Quantitative measures of clock protein dynamics in the mouse suprachiasmatic nucleus extends the circadian time-keeping model.

The suprachiasmatic nucleus (SCN) synchronises circadian rhythmicity (~24 h) across the body. The SCN cell-autonomous clock is modelled qualitatively as a transcriptional-translational feedback loop (TTFL), with heteromeric complexes of transcriptional activator and repressor proteins driving cyclical gene expression. How these proteins really behave within the SCN, individually and in relation to each other, is poorly understood. Imaging SCN slices from a novel array of knock-in reporter mice, we quantify the dynamic behaviours of combined repressors PERIOD2 (PER2) and CRYPTOCHROME1 (CRY1), and activator BMAL1. We reveal a spectrum of protein-specific intracellular and spatiotemporal behaviours that run counter to the qualitative TTFL model.
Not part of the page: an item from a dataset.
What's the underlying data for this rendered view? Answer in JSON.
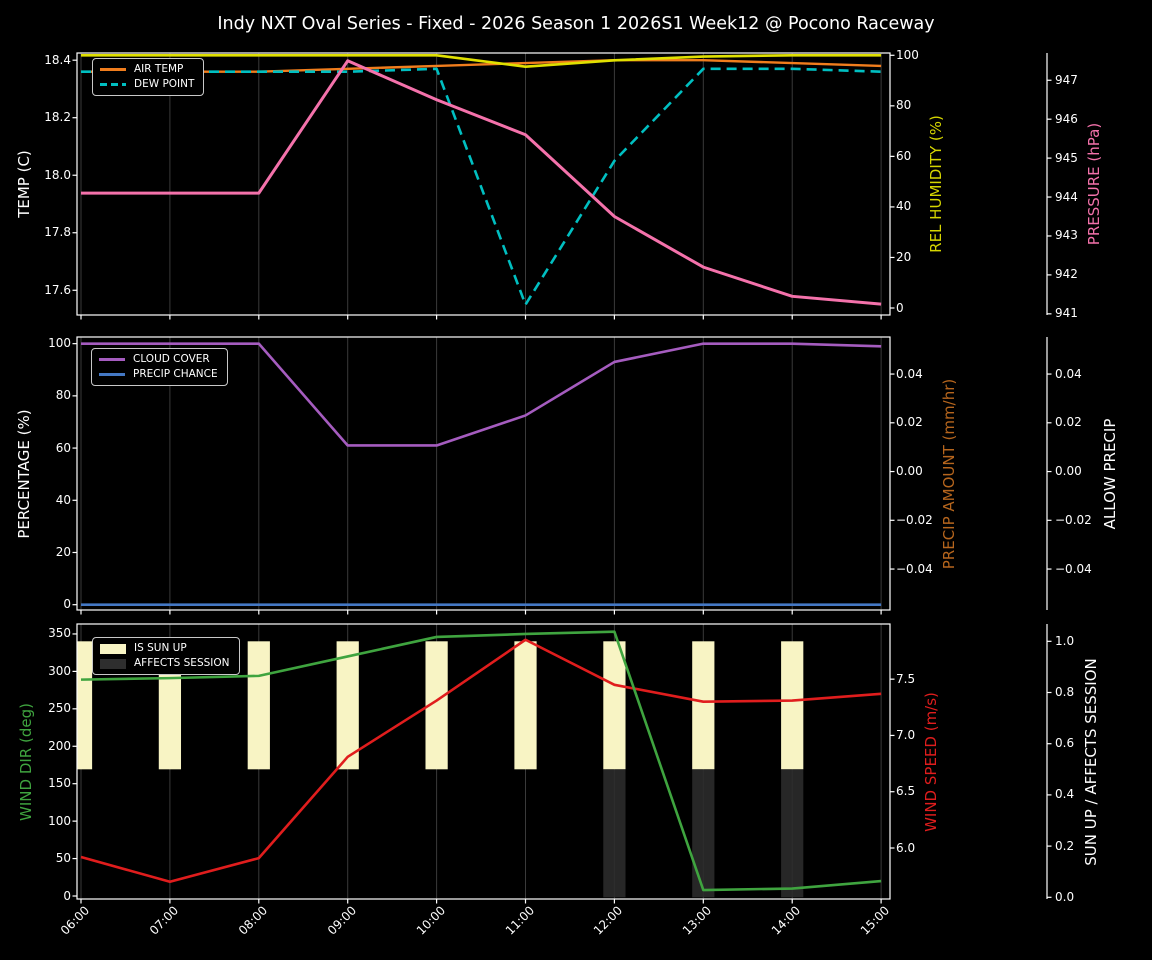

We also show that PER and CRY1 exert independent actions on TTFL oscillations, and that their individual stabilities play a critical role in SCN circadian dynamics. These results reveal a rich and unanticipated complexity in the dynamic behaviours and functions of endogenous circadian proteins, prompting re-appraisal of current transcriptional-translational feedback loop models of the suprachiasmatic nucleus.